I am able to show that $A(W)\subset W$ for some $2$-dimensional subspace $W$. Indeed, choose $\alpha\in V$ and $\alpha\ne 0$, if $\alpha, A\alpha$ are linear independent, then we choose $W=\text{Span}\{\alpha,A\alpha\}$ and we are through, since $A^2=I$. Otherwise, choose $\beta\notin\text{Span}\{\alpha\}$ and either $W=\text{Span}\{\beta, A\beta\}$ or $W=\text{Span}\{\alpha,\beta\}$ satisfies $A(W)\subset W$.
However, I have no idea how to show the same thing for $B$. I know that we can also find such a $2$-dimensional subspace for $AB$, but the conditions: $B^3=I$ and $Bx\ne x$ for all nonzero $x\in V$ really confuse me. Can someone give me a hint? Thank you.
What follows is a proof when $K$ is algebraically closed.
The hypothesis $1\notin \mathrm{Spec}(B)$ seems to be useless, but it simplifies the proof. Then one has $B^2+B+I_n=0_n$ (that is convenient if the characteristic of $K$ is not $3$) and we assume that $n\geq 3$.
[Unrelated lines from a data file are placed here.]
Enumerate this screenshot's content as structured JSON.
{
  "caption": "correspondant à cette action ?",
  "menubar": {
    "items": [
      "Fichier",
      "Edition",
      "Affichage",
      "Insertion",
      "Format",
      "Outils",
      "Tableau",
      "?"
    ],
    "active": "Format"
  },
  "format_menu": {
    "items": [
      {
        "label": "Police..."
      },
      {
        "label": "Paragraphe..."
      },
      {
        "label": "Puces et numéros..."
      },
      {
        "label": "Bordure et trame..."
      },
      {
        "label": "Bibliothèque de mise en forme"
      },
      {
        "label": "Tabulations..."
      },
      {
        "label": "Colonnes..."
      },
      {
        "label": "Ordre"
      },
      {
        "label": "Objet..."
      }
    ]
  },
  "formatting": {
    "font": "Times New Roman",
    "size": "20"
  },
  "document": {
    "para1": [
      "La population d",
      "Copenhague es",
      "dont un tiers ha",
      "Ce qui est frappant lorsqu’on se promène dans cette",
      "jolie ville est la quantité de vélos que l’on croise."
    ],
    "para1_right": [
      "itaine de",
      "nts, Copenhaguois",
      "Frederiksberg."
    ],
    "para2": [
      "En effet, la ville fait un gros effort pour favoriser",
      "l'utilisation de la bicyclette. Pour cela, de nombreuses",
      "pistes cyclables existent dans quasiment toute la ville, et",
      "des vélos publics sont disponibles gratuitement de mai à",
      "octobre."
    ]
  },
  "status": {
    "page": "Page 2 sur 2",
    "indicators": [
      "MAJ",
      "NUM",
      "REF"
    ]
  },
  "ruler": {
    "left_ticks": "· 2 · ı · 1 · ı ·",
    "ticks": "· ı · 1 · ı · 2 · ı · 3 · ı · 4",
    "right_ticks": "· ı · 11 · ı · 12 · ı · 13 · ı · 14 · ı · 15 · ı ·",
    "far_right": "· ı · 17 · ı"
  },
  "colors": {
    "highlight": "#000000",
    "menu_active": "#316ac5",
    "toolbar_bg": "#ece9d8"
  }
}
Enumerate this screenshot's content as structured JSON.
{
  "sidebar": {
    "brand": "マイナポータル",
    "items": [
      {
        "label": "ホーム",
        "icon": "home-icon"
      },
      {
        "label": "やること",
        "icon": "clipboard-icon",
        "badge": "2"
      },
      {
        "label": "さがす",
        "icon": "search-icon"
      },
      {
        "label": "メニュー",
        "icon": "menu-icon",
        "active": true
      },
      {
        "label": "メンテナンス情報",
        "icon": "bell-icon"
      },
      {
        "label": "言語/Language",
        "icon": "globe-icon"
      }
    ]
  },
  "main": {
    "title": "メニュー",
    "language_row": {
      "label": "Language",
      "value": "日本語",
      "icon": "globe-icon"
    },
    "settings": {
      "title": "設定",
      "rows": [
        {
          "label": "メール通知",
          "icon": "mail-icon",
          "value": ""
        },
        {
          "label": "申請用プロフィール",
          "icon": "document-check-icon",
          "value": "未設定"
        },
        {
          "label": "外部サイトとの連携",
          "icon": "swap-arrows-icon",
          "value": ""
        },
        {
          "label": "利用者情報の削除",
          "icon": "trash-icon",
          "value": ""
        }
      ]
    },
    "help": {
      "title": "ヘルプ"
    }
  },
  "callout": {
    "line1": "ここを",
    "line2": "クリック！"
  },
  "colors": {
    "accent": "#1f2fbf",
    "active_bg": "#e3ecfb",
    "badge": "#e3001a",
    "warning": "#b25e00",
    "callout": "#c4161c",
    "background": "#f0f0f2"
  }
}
Let $\mathcal{A}$ be the unitary algebra generated by $A,B$. Since $ABA=-B-I$ and $BAB=A$, $\mathcal{A}=\mathrm{span}(I,A,B,AB,BA)$ and is not whole $M_n(K)$. According to the Burnside's theorem, $A,B$ have a common proper invariant subspace of dimension $r$. Up to a change of basis, we may assume
$$A=\begin{pmatrix}P_r&Q\\0&R_{n-r}\end{pmatrix},\ B=\begin{pmatrix}U_r&V\\0&W_{n-r}\end{pmatrix}$$ where $1\leq r<n$. Notice that $(AB)^2=I$ implies that $(BA)^2=I$ and $(AB-BA)^2=2I-AB^2A-BA^2B=3I$. Then $AB-BA$ is invertible and $r>1$. If $r=2$, then we are done; otherwise, $r\geq 3$ and $P^2=(PU)^2=I_r,U^2+U+I_r=0$ (the same hypothesis as above with $r<n$). We conclude by a recurrence reasoning.